Cindy bergegas berjalan menuju tangga dan langsung naik ke lantai atas. Dirga bagai tersengat listrik melihat Cindy tanpa basa basi langsung menuju kamar tempat Dinaya sembunyi.
Sementara di dalam kamar, Dinaya mendengar suara langkah kaki mendekat. Panik, kaget, dan gugup bercampur di benak Dinaya. Dia menoleh ke segala arah, mencari tempat menyembunyikan diri. Saat itu matanya tertuju pada sebuah lemari besar di sudut ruangan. Dinaya buru buru melompat ke arah lemari dan bergegas menyembunyikan dirinya di antara tumpukan selimut di dalam sana. Tepat pada saat itu, Cindy membuka pintu.
Dirga memejamkan mata dan bersiap dengan segala kemungkinan kalau Dinaya dan Cindy bertemu. Tapi saat membuka matanya, Dirga bingung melihat Dinaya tak tampak di segala sudut. Dirga menyisir seluruh kamar dengan tatapan tajam. Tapi tetap saja ia tak menemukan Dinaya. Hilang kemana anak itu?

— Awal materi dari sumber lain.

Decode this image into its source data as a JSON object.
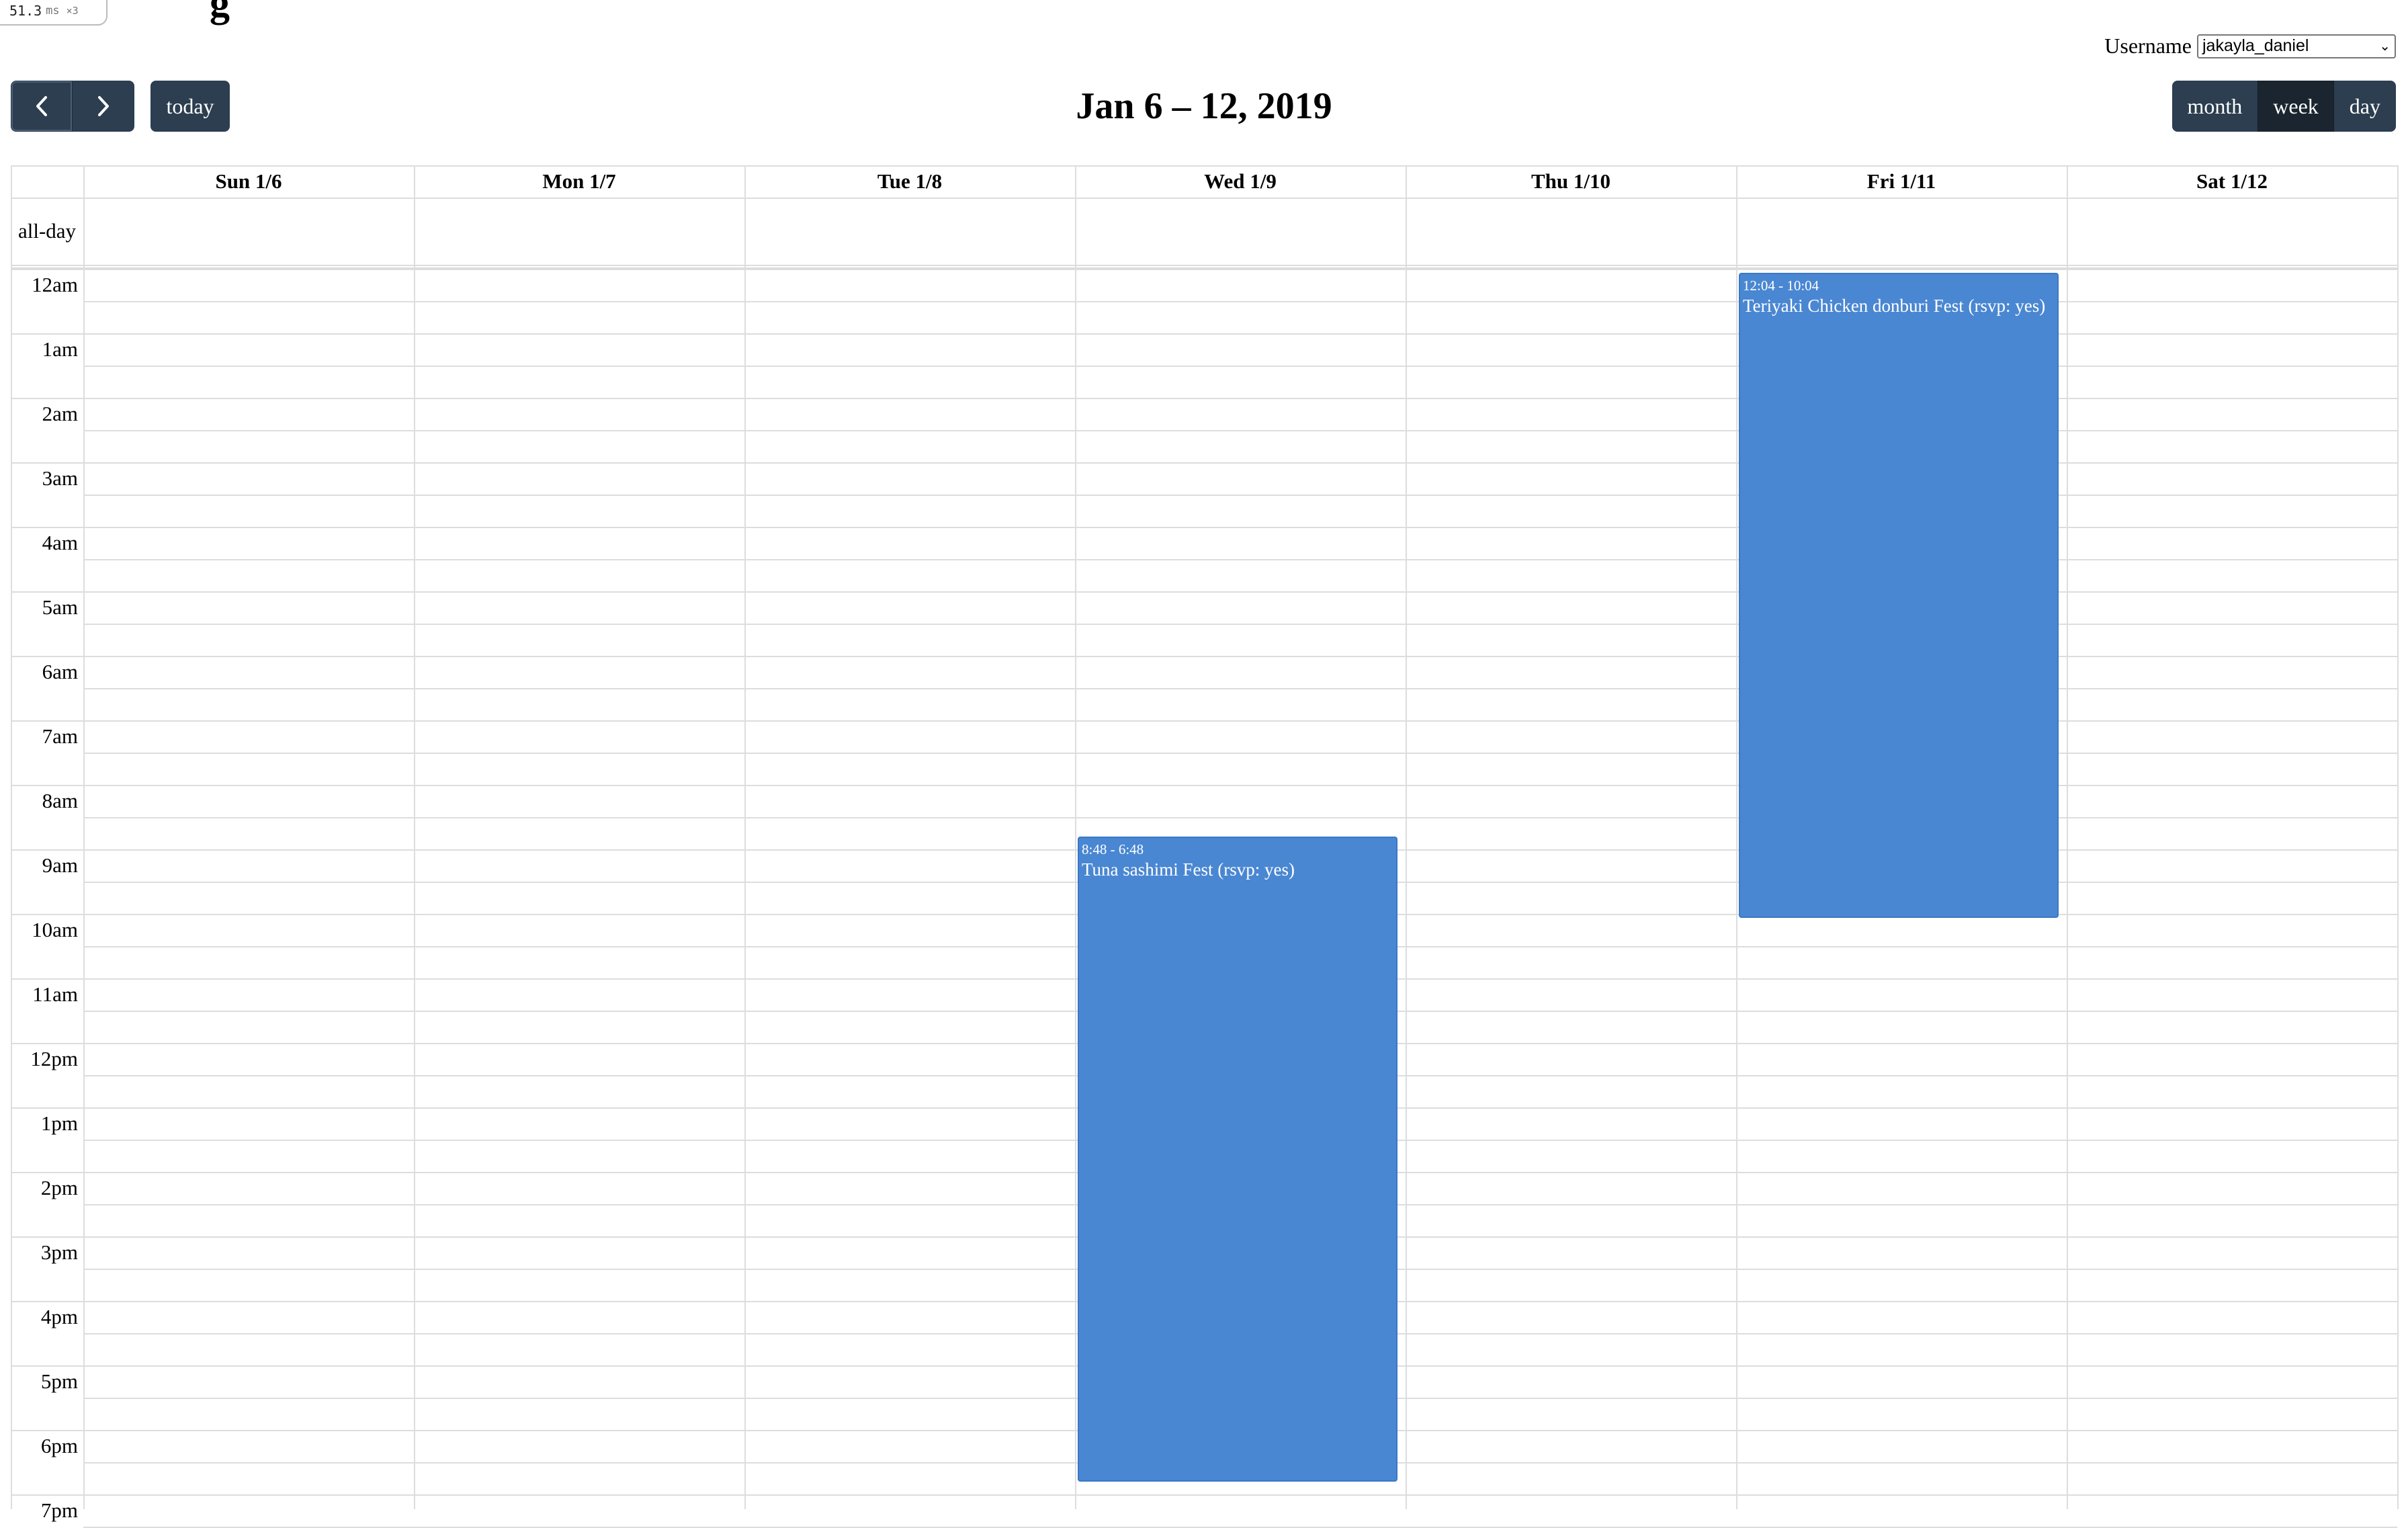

“Ya udah sayang aku pulang dulu ya. Takut kemaleman. Besok kayaknya kita nggak bisa ketemu, aku mau perawatan di rumah, lagian kan besok mulai dipingit,” ujar Cindy dengan nada manja. Dirga memaksakan senyumnya dan mengantar Cindy sampai ke pintu mobilnya.
Setelah Cindy pulang, Dirga naik lagi ke lantai atas dan ia tetap tak menemukan Dinaya di kamar itu. Seketika Dirga kembali panik.
“Dinaya? Dinaya kamu dimana?” tanya Dirga sambil menyibak tirai, tapi Dinaya tetap tak ada.
“Aku di sini. Apa tante itu udah pulang?” Dirga mendengar suara Dinaya dari dalam lemari. Bergegas Dirga membuka pintu lemari dan menemukan Dinaya bersandar lemas di antara tumpukan selimut. Wajahnya berkeringat, kerudungnya basah, wajahnya cemberut, matanya melotot dan pipinya merah padam, perpaduan antara marah dan kepanasan.
“Maaf maaf maaf ... Ayo sini keluar.” Dirga membantu Dinaya berdiri dan gadis itu masih cemberut.
“Kamu nggak apa apa kan?” tanya Dirga tak enak hati. Tapi Dinaya tak menjawab. Dia kesal sekali karena mendadak harus bersembunyi di lemari yang gelap dan pengap.
Tadinya Dinaya berniat marah tapi perutnya bersuara. Sebuah sinyal kalau belum diisi apapun kecuali air putih sejak kemarin. Dirga yang mendengar suara perut Dinaya yang keroncongan buru buru mengajak gadis itu turun dan kembali menyantap makanan mereka yang tadi belum sempat dimakan.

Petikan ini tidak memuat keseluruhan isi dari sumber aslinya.